「那些猎人来不及将血货救走,却有时间把禁卫军的脑袋一颗颗割下来,我说那些猎人根本就是变态。」怪手寺岛忿忿不平,随手一抓,用力拧爆一个血货小孩的脑袋聊以泄恨。
十几个巡逻禁卫军在现场等候,小组队长正思考著是否要将这些血货迷昏,立刻运往别的地方安藏,还是徵调专司运货的民兵过来处理一下。
「……」阿不思蹲在地上,检视著禁卫军同伴被枭首的尸身。
瞧这些一刀又一刀削骨碎肉的伤口,敌人都是个中好手自不必说,但有五、六个同伴都丧命于一剑穿心的精准攻击下,似是同一高手所为……
带头的猎人团长凡赫辛的实力果然非同小可,足以与东京十一豺匹敌。
话说,这个恶名昭彰的猎人兵团在东京已攻击了三处血货屯点,继续放任他们这样恶搞下去,不只禁卫军的脸丢大,血货的供给也会出现困难。
猛地,阿不思的鼻子抽动了一下。
「糟了。
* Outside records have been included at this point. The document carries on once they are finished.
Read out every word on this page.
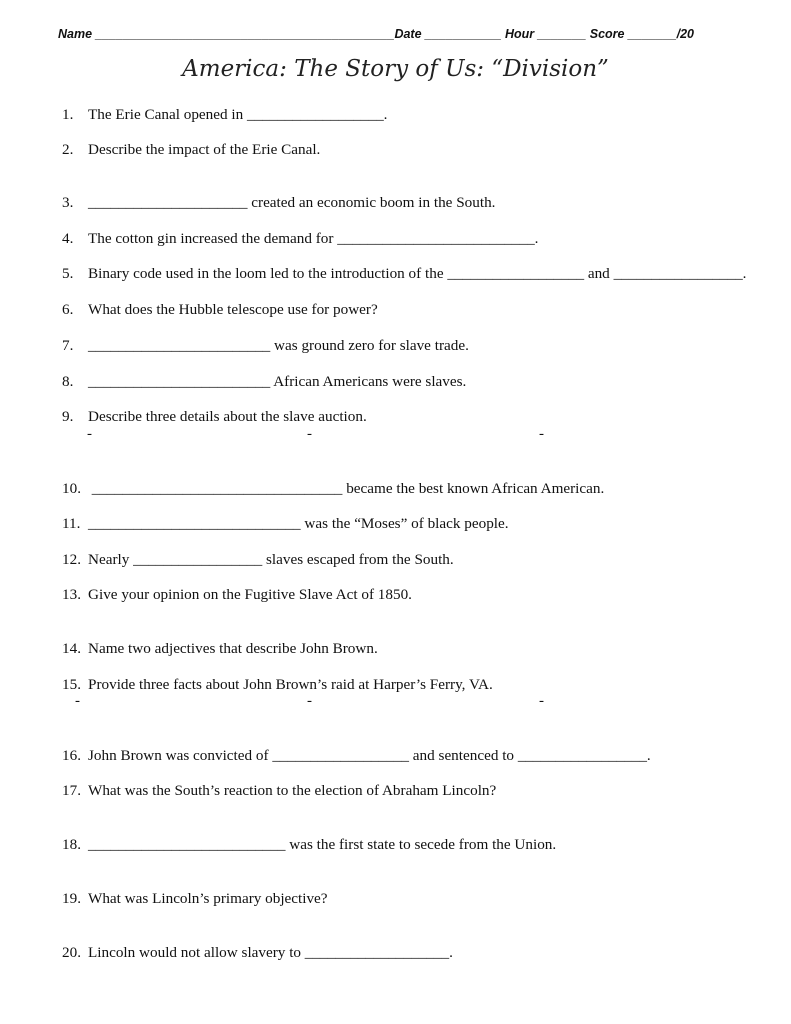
Name ___________________________________________Date ___________ Hour _______ Score _______/20
America: The Story of Us: “Division”
1. The Erie Canal opened in __________________.
2. Describe the impact of the Erie Canal.
3. _____________________ created an economic boom in the South.
4. The cotton gin increased the demand for __________________________.
5. Binary code used in the loom led to the introduction of the __________________ and _________________.
6. What does the Hubble telescope use for power?
7. ________________________ was ground zero for slave trade.
8. ________________________ African Americans were slaves.
9. Describe three details about the slave auction.
-	-	-
10. _________________________________ became the best known African American.
11. ____________________________ was the “Moses” of black people.
12. Nearly _________________ slaves escaped from the South.
13. Give your opinion on the Fugitive Slave Act of 1850.
14. Name two adjectives that describe John Brown.
15. Provide three facts about John Brown’s raid at Harper’s Ferry, VA.
-	-	-
16. John Brown was convicted of __________________ and sentenced to _________________.
17. What was the South’s reaction to the election of Abraham Lincoln?
18. __________________________ was the first state to secede from the Union.
19. What was Lincoln’s primary objective?
20. Lincoln would not allow slavery to ___________________.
」阿不思嗅出空气中有淡淡的焦味。
「是陷阱!」座头市的身躯快速往后一弹。
湿溽的木造地板下,赫然爆出惊天炸响。
那些人类血货的恐惧表情,瞬间化为一张张粉碎的脸。
在猎人兵团的恶计下,囚禁血货的民房被藏在地板下的火药桶炸成碎片,烈焰如野兽吞噬了前来支援的禁卫军,爆炸声却仍断断续续震撼著代代木的天空。
「我瞧,十一豺也没什么了不起嘛!」
飞快的一刀掠开炙热的空气,从后砍向分不清楚东南西北的寺岛。
半颗著火的脑袋在半空中划出一道恐怖的抛物线,飞溅的脑浆瞬间烤成白色。
寺岛跪倒在地,大火埋葬了他最后的痛苦表情。
几名禁卫军就算及时听到警告、侥幸冲出火场,也因为身受严重焚伤,一下子就被埋伏于民房之外的猎人兵团给聚歼。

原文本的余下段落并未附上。